The capital of Hungary is famous for its diverse activities and options to satisfy the most demanding tourists. Being a city with a lot of air connections, visiting Budapest becomes a very economical destination if we consider the low-cost offer of airline tickets, with the cost of living in the country itself. However, it is not just the financial factor that makes Budapest so attractive. The city is rich in culture, gastronomy, and diversity. If you plan to visit Budapest in the future, we leave you with a list of the most interesting things to do in Budapest within 24 hours.
1. Roaming Between Buda and Pest
Budapest arose from the unification of two distinct cities located on the banks of the Danube. On one side is Buda, the mountainous part where the nobility lived, occupied for the longest time, full of houses and medieval buildings. On the other is Pest, the most recently formed flat section, where institutional buildings are located and most of the population lives.
2. Admire the beauty and immensity of the Hungarian Parliament
The Hungarian Parliament, on the Pest side of the capital, is one of the most beautiful buildings in the city. The photos will surely be among the most beautiful that you will take during your days in the city. The view is more impressive when from the opposite side of the river to where the Parliament is located.
3. Walk along the Danube River at night
The landscapes of the city are impressive in the sunlight, but it is during the night that they reach their peak. With special lighting, the main attractions such as the Castle, the Parliament, the Chain Bridge, and the Citadel, take on another life, making a second visit essential.
4. Dive into the famous hot springs
On your list of things to do in Budapest, take a moment to visit at least one of Budapest’s hot springs, whether in summer or winter.

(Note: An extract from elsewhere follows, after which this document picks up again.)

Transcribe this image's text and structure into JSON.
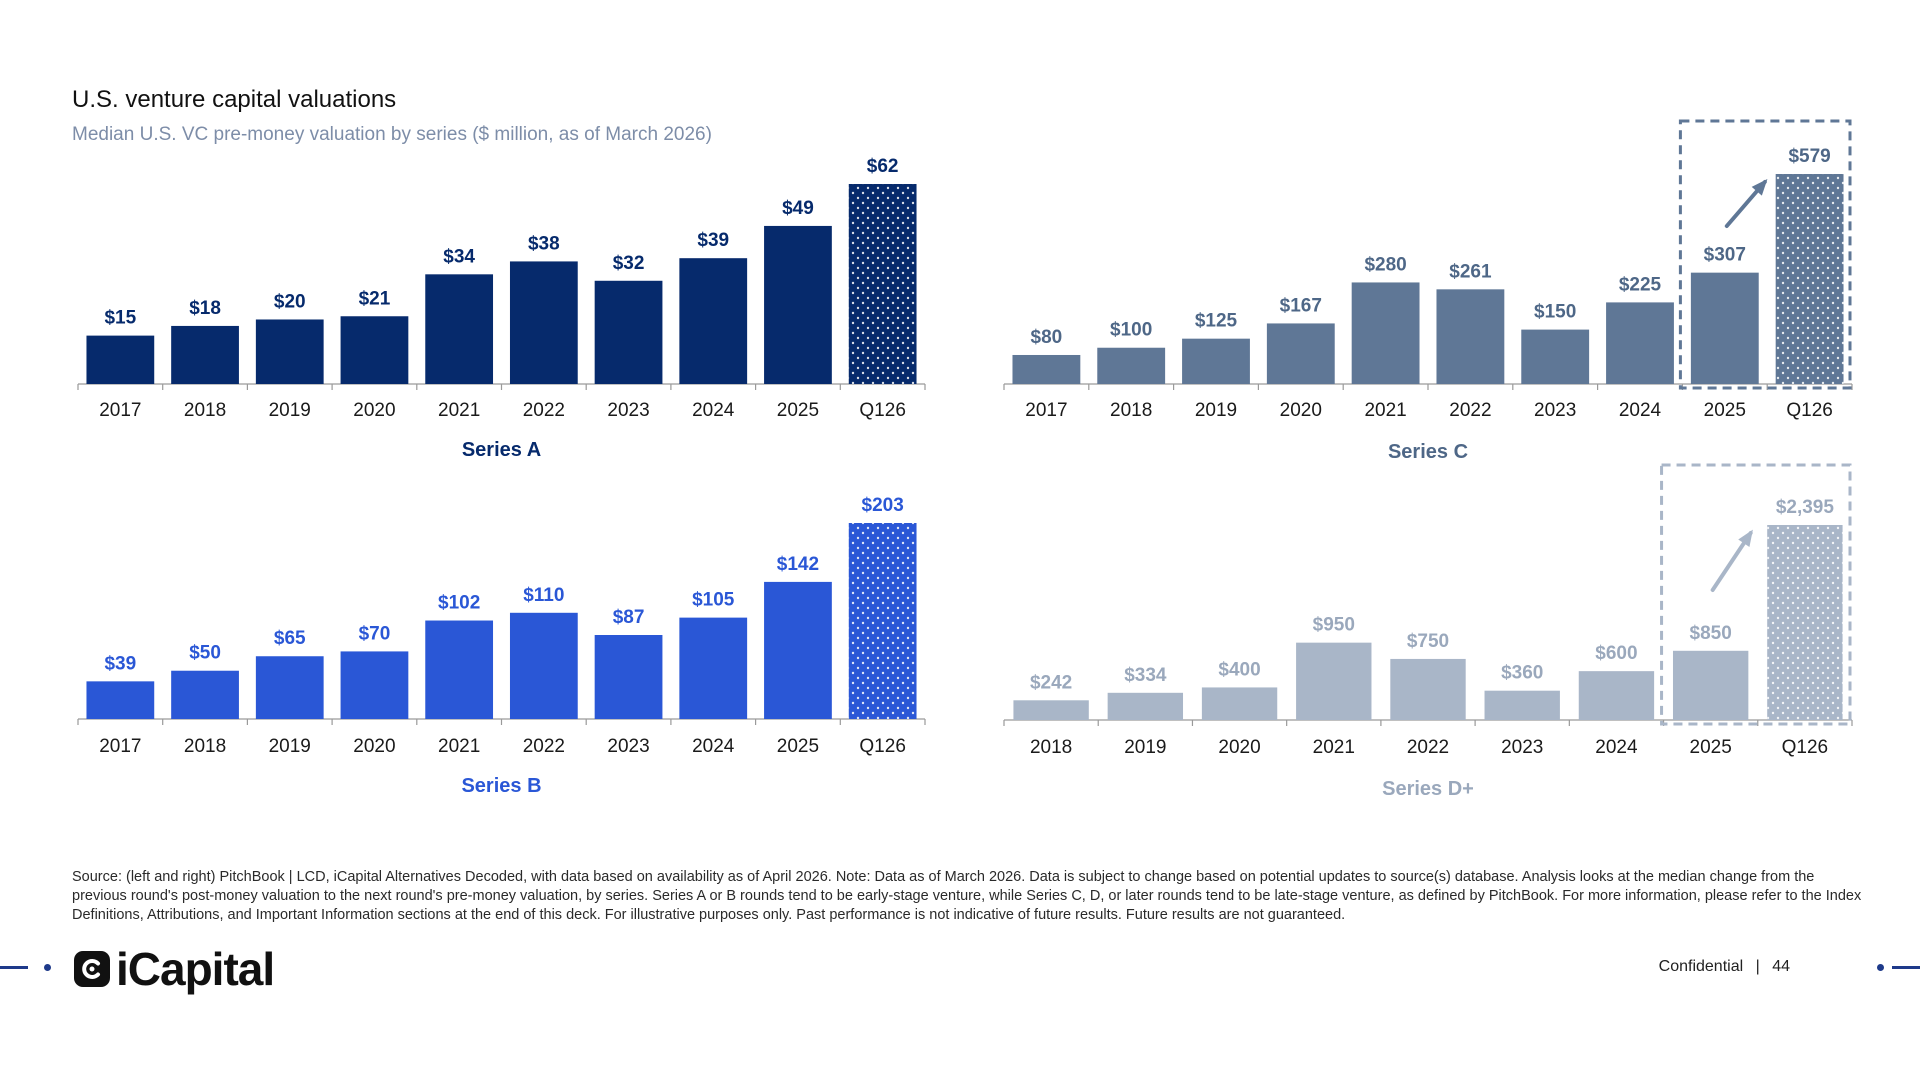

5. Visit the synagogues of the Jewish Quarter
Getting to know Budapest also involves seeing up close the different cultures that make up the Hungarian population. In the main tourist routes, the Jewish quarter stands out, despite being in an advanced process of gentrification, for still maintaining some of its characteristics and keeping its three synagogues standing, even after years of Nazi and Soviet occupation.
6. Visit the Fishermen’s Bastion
The Fisherman’s Bastion (Halászbástya) has terraces that provide one of the best panoramic views of Pest and the Danube and it is easily distinguished on the horizon because of its 7 towers. The towers represent the 7 tribes that founded the city. They call it a fortress, but it is not. Despite its medieval appearance, it is from the early 20th century in neo-Gothic and neo-Romanesque style and serves purely decorative purposes. The best view of the Bastion is down some stairs towards the park and mainly in the morning light.